Ci si sente bene, soddisfatti, ma stando anche con i piedi per terra. Le cose importanti nella vita sono anche altre: la salute, l’amicizia, il pubblico che ti vuole bene. Anche quello è un record. E questo record lo devo dedicare proprio al pubblico, perché è lui che decreta la tua vita professionale sempre e comunque.

Cosa pensi quando vedi che alcuni programmi di viaggi in onda oggi somigliano un po’ a Sereno Variabile?
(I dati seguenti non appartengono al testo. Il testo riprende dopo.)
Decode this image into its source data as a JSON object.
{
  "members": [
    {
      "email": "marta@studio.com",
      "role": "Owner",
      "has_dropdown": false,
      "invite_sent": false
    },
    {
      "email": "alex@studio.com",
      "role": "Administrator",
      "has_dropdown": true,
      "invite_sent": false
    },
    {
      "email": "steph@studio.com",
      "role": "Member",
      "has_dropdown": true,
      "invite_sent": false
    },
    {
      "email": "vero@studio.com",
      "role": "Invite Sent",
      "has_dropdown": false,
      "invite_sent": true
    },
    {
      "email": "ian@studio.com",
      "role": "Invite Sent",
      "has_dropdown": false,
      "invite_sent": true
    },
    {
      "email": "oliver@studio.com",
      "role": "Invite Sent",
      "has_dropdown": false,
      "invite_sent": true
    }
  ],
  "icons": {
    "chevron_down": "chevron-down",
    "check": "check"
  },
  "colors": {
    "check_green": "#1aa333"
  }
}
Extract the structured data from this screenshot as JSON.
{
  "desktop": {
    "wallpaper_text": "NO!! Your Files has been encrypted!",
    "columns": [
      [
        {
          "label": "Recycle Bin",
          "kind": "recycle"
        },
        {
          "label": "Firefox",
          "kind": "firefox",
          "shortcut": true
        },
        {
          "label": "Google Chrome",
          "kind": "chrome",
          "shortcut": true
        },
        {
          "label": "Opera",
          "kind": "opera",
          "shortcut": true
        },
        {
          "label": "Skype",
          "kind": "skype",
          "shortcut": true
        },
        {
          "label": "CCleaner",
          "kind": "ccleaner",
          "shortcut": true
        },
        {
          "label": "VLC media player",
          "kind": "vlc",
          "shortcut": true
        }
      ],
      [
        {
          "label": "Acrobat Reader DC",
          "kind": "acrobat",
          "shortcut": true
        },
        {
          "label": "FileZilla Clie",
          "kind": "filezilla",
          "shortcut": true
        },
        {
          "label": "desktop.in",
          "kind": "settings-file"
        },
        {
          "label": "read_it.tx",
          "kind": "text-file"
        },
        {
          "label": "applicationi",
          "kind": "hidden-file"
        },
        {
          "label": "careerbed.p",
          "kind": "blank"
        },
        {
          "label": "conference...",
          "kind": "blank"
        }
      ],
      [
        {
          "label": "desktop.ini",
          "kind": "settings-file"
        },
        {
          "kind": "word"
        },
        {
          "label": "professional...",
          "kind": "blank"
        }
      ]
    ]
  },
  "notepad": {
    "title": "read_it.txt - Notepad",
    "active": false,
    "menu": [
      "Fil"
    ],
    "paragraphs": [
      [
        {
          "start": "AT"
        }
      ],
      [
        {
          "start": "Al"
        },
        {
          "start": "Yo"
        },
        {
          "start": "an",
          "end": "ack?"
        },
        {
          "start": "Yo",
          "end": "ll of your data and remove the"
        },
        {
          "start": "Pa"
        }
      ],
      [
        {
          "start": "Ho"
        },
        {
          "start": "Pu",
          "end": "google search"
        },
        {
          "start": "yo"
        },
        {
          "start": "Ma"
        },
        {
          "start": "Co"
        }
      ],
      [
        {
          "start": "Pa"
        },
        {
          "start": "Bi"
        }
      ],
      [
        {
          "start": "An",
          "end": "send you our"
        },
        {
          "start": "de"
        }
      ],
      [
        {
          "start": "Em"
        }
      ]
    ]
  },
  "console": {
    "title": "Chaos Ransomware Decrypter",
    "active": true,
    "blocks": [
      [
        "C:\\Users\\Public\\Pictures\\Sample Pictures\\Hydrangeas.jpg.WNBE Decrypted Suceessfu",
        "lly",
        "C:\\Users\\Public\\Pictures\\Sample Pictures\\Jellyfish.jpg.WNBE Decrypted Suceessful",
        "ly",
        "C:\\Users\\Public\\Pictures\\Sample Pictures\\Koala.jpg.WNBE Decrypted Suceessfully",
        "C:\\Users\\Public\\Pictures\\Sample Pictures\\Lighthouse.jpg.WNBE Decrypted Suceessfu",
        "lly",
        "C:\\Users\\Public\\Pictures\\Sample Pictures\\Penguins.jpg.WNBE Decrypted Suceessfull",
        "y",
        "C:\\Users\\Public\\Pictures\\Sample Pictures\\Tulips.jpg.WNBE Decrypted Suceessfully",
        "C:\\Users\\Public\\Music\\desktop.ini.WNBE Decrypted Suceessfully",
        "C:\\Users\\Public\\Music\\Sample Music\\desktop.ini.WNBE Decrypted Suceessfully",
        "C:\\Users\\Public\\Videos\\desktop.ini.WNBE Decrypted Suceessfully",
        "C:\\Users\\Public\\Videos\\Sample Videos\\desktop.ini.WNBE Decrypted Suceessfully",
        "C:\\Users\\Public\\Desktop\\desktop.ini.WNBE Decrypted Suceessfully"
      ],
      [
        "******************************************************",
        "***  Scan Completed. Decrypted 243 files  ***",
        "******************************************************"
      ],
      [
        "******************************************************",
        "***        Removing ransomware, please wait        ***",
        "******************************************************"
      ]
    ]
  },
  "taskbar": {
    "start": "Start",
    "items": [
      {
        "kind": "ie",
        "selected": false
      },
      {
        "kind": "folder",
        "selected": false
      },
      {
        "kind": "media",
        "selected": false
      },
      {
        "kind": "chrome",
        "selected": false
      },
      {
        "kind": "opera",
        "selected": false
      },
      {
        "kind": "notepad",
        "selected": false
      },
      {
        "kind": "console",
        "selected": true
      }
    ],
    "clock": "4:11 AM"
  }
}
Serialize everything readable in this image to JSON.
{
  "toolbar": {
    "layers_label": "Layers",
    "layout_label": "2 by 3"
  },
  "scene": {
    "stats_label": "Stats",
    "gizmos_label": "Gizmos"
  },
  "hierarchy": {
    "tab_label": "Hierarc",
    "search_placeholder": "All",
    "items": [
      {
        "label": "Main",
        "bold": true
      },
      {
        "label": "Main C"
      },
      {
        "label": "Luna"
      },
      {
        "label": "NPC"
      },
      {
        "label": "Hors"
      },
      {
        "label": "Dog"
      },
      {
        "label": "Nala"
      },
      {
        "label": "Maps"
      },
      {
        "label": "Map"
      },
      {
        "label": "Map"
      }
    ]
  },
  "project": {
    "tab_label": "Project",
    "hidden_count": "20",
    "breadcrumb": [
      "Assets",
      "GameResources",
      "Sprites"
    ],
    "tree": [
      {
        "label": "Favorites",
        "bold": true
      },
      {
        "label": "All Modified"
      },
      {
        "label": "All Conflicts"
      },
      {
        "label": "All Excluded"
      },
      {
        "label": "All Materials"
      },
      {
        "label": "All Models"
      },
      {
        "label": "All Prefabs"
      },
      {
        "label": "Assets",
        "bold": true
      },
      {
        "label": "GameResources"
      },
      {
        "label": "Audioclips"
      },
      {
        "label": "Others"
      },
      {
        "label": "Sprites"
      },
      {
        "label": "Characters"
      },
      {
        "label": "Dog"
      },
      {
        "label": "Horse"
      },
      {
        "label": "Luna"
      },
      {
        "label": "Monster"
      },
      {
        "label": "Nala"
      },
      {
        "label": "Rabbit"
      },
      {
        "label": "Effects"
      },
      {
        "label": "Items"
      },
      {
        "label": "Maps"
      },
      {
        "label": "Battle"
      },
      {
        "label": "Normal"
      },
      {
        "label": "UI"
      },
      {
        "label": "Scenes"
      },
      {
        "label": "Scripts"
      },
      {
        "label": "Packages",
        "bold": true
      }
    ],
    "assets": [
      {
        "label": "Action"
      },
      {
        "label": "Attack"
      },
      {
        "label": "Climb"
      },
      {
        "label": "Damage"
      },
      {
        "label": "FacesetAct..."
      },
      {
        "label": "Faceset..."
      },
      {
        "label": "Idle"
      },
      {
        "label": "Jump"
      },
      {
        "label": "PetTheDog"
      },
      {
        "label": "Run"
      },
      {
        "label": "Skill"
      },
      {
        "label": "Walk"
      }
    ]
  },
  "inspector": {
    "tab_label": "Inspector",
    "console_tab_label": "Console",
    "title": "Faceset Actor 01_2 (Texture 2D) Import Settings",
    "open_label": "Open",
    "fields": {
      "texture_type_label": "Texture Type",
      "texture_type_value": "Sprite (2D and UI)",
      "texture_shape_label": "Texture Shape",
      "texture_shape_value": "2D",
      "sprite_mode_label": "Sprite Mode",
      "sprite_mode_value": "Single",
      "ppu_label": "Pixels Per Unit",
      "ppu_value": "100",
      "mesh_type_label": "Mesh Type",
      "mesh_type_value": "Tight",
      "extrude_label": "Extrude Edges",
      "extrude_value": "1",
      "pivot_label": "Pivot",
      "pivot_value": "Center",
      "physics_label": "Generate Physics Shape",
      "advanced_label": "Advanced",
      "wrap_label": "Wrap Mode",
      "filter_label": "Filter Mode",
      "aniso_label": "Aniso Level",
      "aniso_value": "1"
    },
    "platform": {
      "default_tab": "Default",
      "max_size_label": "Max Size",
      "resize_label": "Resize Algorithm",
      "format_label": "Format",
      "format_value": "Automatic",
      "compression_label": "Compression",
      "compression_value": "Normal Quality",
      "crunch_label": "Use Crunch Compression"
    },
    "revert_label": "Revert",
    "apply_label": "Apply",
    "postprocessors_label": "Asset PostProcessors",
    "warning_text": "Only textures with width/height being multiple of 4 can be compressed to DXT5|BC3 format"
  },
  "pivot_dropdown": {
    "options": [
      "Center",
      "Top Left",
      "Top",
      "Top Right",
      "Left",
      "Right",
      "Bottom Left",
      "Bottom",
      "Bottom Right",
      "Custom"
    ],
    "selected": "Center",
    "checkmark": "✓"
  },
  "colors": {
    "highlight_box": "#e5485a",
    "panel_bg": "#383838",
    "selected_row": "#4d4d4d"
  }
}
Sono felicissimo. Rispondo con grande lealtà: ero io stesso a sollecitare che altri media si occupassero del turismo e del territorio. Perché il turismo è una Cenerentola un po’ relegata. Purtroppo molti amministratori non si rendono conto che il turismo è la voce più importante che c’è in Italia dal punto di vista economico. Ci si ricorda del turismo, invece, solo quando c’è il problema di riequilibrare la bilancia dei pagamenti. Sono contento perché più diamo spazio a questa voce più svegliamo i dormienti; e capire che bisogna occuparsi seriamente del turismo non è uno sport o un hobby ma un fatto importante dal punto di vista sociale ed economico.

Questo genere televisivo in che direzione si evolverà, secondo te?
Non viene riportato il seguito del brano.